For a given optimal error rate, it is much harder to find patterns from many weak than from few strong informative features. Given optimal error rate of 20%, 50 patients per group for 3 strong features give better results than 100 patients per group with 12 weak features. For optimal error rate of 10% or 5%, 20 patients per group for 3 strong features give roughly comparable performance to 50 patients per group for 12 weak features. In summary, by far the strongest factors in pattern discovery power are sample size and individual feature strength. Some of these results are sobering in light of sample sizes in typical studies. It is plausible that some real studies to discover diagnostic patterns from high-dimensional assays could have low power for independent validation and find patterns far from the best true pattern.

5. DISCUSSION

Prospective analysis of study design for high-dimensional pattern discovery is important to plan studies with reasonable expectations of success based on scientific guesswork about the types of real patterns that might exist. The complexity of feature selection and pattern analysis methods raises many challenges for prospective study design. Here, we have explored a middle road between simulation and approximation, with simulations to handle variability in the selected features and an approximation of linear discriminant analysis given that the selected features appear to be informative in training data.

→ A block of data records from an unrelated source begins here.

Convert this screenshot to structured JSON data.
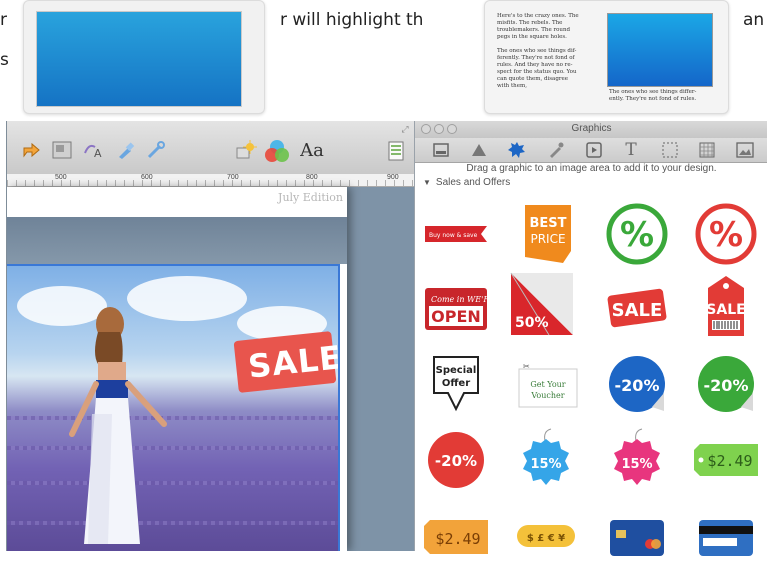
{
  "tutorial": {
    "text_left": "r",
    "text_mid": "r will highlight th",
    "text_right": "an",
    "text_s": "s",
    "thumb_text_col1": [
      "Here's to the crazy ones. The",
      "misfits. The rebels. The",
      "troublemakers. The round",
      "pegs in the square holes.",
      "",
      "The ones who see things dif-",
      "ferently. They're not fond of",
      "rules. And they have no re-",
      "spect for the status quo. You",
      "can quote them, disagree",
      "with them,"
    ],
    "thumb_text_col2": [
      "The ones who see things differ-",
      "ently. They're not fond of rules."
    ]
  },
  "doc_window": {
    "ruler_labels": [
      "500",
      "600",
      "700",
      "800",
      "900"
    ],
    "edition_text": "July Edition",
    "toolbar_icons": [
      "share-icon",
      "layout-icon",
      "text-style-icon",
      "brush-icon",
      "tools-icon",
      "sparkle-icon",
      "colors-icon",
      "fonts-icon",
      "list-icon"
    ],
    "fonts_label": "Aa",
    "photo_sale_text": "SALE"
  },
  "graphics_panel": {
    "title": "Graphics",
    "hint": "Drag a graphic to an image area to add it to your design.",
    "section": "Sales and Offers",
    "category_icons": [
      "frame-icon",
      "shape-icon",
      "badge-icon",
      "pen-icon",
      "media-icon",
      "text-icon",
      "selection-icon",
      "pattern-icon",
      "image-icon"
    ],
    "items": [
      {
        "name": "buy-now-ribbon",
        "label": "Buy now & save"
      },
      {
        "name": "best-price-tag",
        "label": "BEST PRICE"
      },
      {
        "name": "percent-green-stamp",
        "label": "%"
      },
      {
        "name": "percent-red-stamp",
        "label": "%"
      },
      {
        "name": "come-in-open-sign",
        "label": "OPEN",
        "sub": "Come in WE'RE"
      },
      {
        "name": "fifty-percent-corner",
        "label": "50%"
      },
      {
        "name": "sale-sticker",
        "label": "SALE"
      },
      {
        "name": "sale-hang-tag",
        "label": "SALE"
      },
      {
        "name": "special-offer-sign",
        "label": "Special Offer"
      },
      {
        "name": "get-your-voucher",
        "label": "Get Your Voucher"
      },
      {
        "name": "minus-20-blue",
        "label": "-20%"
      },
      {
        "name": "minus-20-green",
        "label": "-20%"
      },
      {
        "name": "minus-20-red",
        "label": "-20%"
      },
      {
        "name": "fifteen-blue-tag",
        "label": "15%"
      },
      {
        "name": "fifteen-pink-tag",
        "label": "15%"
      },
      {
        "name": "price-249-green",
        "label": "$2.49"
      },
      {
        "name": "price-249-orange",
        "label": "$2.49"
      },
      {
        "name": "coins-tag",
        "label": "$ £ € ¥"
      },
      {
        "name": "credit-card-blue",
        "label": ""
      },
      {
        "name": "credit-card-back",
        "label": ""
      }
    ],
    "colors": {
      "red": "#e23b36",
      "green": "#3aa83a",
      "blue": "#1d66c5",
      "orange": "#f08a1d",
      "pink": "#e8357e"
    }
  }
}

One of the most complicated ways in which the scenarios here may be optimistic is their lack of multivariate patterns and pattern recognition methods. Multivariate patterns could include correlated features that appear to be individually weak but are collectively strong or even harder possibilities such as the classic “XOR” (checkerboard) problem, where each marginal distribution has no information and only more complicated models than LDA can represent the pattern. In such problems, the hazard of over-fitting is greater than for the simulations here and would likely produce less favorable results. Other directions for further exploration of the relationships between sample size, numbers of informative and noninformative features, true optimal error rate, and discovery and generalization error rates include the following: generation of data from distributions that are unknown to the learning method (i.e. non-normal), further development of the relationship between false discovery rates and pattern discovery power, and further theoretical development of accurate approximations and/or efficient simulations.